NMR spectroscopy sits at an awkward intersection of chemistry and pattern recognition. To determine a molecule’s structure, a synthetic chemist collects a ¹H or ¹³C spectrum — a set of peaks at specific chemical shifts — and then reasons backward from peaks to structure. It is routinely time-consuming, requires training to do well, and is exactly the kind of task where software has historically helped at the forward direction (predict spectrum from structure) while leaving the inverse direction mostly to human expertise.

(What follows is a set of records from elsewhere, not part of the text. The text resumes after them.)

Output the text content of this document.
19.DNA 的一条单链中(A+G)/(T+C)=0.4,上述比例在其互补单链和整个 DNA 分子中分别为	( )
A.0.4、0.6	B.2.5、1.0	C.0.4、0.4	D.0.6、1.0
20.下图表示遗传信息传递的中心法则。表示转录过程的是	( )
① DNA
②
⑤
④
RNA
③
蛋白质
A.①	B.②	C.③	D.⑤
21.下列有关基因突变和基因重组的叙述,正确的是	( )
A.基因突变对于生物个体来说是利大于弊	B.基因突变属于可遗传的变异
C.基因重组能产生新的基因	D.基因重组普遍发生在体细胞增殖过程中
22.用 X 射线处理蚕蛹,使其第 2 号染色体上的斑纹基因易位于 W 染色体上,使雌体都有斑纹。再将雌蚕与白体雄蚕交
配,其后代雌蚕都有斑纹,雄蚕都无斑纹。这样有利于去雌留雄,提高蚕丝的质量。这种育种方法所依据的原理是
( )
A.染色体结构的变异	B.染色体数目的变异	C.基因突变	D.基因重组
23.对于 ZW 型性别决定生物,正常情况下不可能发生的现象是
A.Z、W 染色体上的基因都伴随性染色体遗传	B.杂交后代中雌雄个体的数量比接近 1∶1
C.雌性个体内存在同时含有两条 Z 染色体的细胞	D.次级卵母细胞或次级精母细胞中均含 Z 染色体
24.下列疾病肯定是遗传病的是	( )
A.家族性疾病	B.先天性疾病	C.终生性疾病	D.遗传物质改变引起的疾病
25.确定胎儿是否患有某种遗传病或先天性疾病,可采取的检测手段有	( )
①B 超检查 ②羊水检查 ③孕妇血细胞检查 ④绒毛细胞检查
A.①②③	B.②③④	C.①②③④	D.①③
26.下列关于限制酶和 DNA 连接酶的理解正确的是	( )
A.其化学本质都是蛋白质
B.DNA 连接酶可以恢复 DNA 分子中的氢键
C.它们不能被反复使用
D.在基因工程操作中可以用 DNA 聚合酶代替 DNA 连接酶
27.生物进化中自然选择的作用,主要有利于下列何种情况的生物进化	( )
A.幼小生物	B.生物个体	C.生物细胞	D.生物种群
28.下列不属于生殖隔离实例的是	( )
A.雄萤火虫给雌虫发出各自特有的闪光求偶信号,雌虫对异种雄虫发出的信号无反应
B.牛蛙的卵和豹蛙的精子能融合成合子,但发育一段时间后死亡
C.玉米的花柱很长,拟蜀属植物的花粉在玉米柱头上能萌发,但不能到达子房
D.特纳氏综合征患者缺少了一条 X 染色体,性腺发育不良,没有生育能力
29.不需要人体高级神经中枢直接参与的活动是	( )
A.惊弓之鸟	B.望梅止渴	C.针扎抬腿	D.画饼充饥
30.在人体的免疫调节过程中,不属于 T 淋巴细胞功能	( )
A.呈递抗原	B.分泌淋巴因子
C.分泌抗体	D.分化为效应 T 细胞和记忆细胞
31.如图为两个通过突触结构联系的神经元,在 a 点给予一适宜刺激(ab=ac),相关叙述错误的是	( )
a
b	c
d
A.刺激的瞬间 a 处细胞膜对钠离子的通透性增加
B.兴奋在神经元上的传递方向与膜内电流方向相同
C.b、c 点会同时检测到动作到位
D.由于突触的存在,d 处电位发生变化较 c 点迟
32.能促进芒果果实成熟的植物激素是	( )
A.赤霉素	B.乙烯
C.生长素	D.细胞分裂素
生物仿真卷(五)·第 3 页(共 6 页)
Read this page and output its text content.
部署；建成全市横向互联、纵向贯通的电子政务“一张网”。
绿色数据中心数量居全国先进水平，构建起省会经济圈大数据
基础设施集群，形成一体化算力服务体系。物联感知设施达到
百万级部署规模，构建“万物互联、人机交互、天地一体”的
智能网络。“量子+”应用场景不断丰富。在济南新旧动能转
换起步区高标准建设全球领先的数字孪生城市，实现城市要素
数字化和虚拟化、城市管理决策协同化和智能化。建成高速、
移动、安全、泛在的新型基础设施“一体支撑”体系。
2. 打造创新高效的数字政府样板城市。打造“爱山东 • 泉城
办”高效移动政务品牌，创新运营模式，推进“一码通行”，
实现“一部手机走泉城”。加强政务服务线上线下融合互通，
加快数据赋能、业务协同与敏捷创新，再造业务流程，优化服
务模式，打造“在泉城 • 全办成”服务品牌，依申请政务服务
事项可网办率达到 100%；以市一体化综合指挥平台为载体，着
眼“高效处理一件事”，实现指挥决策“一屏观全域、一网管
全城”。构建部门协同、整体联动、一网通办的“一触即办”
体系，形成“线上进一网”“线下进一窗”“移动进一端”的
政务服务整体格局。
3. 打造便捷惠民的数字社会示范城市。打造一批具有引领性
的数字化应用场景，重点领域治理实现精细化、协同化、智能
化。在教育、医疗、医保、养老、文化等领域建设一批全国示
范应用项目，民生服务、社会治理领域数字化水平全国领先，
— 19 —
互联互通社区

Anthropic’s research published today tested Claude Opus 4.7 on both directions using established NMR datasets. The numbers are worth taking seriously.
On forward prediction — given a molecular structure, predict where ¹H and ¹³C peaks appear — Opus 4.7 achieved average absolute errors of ±0.079 ppm for proton shifts and ±1.37 ppm for carbon shifts. Those figures match or exceed ChemDraw and MestReNova, two pieces of software that chemists pay for specifically because they are good at this. The more striking result is on multiplet prediction: all three Claude models predicted J-coupling sub-peak spacings to within 0.5 Hz roughly 80% of the time, compared to 26–35% for ChemDraw and MestReNova. That gap is large. J-coupling constants depend on the through-bond geometry between neighboring hydrogen atoms — they capture structural connectivity in a way that shift positions alone do not — and predicting them accurately is harder. The fact that a general-purpose LLM outperforms specialized software here suggests the model is doing genuine structural reasoning rather than simple lookup from training data.
On structure elucidation — the inverse direction, from spectrum back to structure — Opus 4.7 recovered all eight simpler molecules correctly on every attempt. For the seven complex molecules (fused rings, spirocycles, with a starting-material hint provided), four were solved correctly on all three attempts; the remaining three were solved on two of three. Existing tools typically cannot perform this direction from 1D spectra without 2D NMR data, which requires additional experiments. Claude is doing it with 1D data alone.
The caveats are real. Anthropic designed this evaluation, and the test set sizes are small enough that variance matters — seven complex molecules is not a rigorous benchmark. The research should be read as “promising results suggesting this direction is worth pursuing” rather than “solved problem.” Dedicated NMR software like MestReNova is also optimized for shift prediction, not multiplet patterns; that is a place where its design priorities show, and Claude’s advantage may be specific to how the test was structured.
What makes this worth paying attention to is the category, not just the score. Chemistry tool access is one of those bottlenecks in lab-scale science: licenses are expensive, tools have steep learning curves, and interpretation requires expertise that not every lab member has. A model that can handle 1D NMR interpretation at quality parity with specialized software — and crucially can be asked follow-up questions, handle edge cases, and explain its reasoning — is genuinely useful in ways that existing software is not. The bidirectionality is the feature. Software can tell you what spectrum a molecule should produce. Claude can also look at a spectrum and suggest structures, and then discuss why.
Anthropic frames this as the beginning of a chemistry-focused science program, inviting research collaborators. The chemistry-specific prompt engineering and fine-tuning work that went into this evaluation is presumably ongoing. The immediate question is whether the structure elucidation results hold up on harder datasets with more diverse molecular scaffolds, and whether the approach works for ¹³C structure elucidation where coupling information is less available. The NMR case is a good argument for continued work. It is also a good example of how domain-specific evaluations — not generic benchmarks — are what actually tell you whether a model is useful for a real task.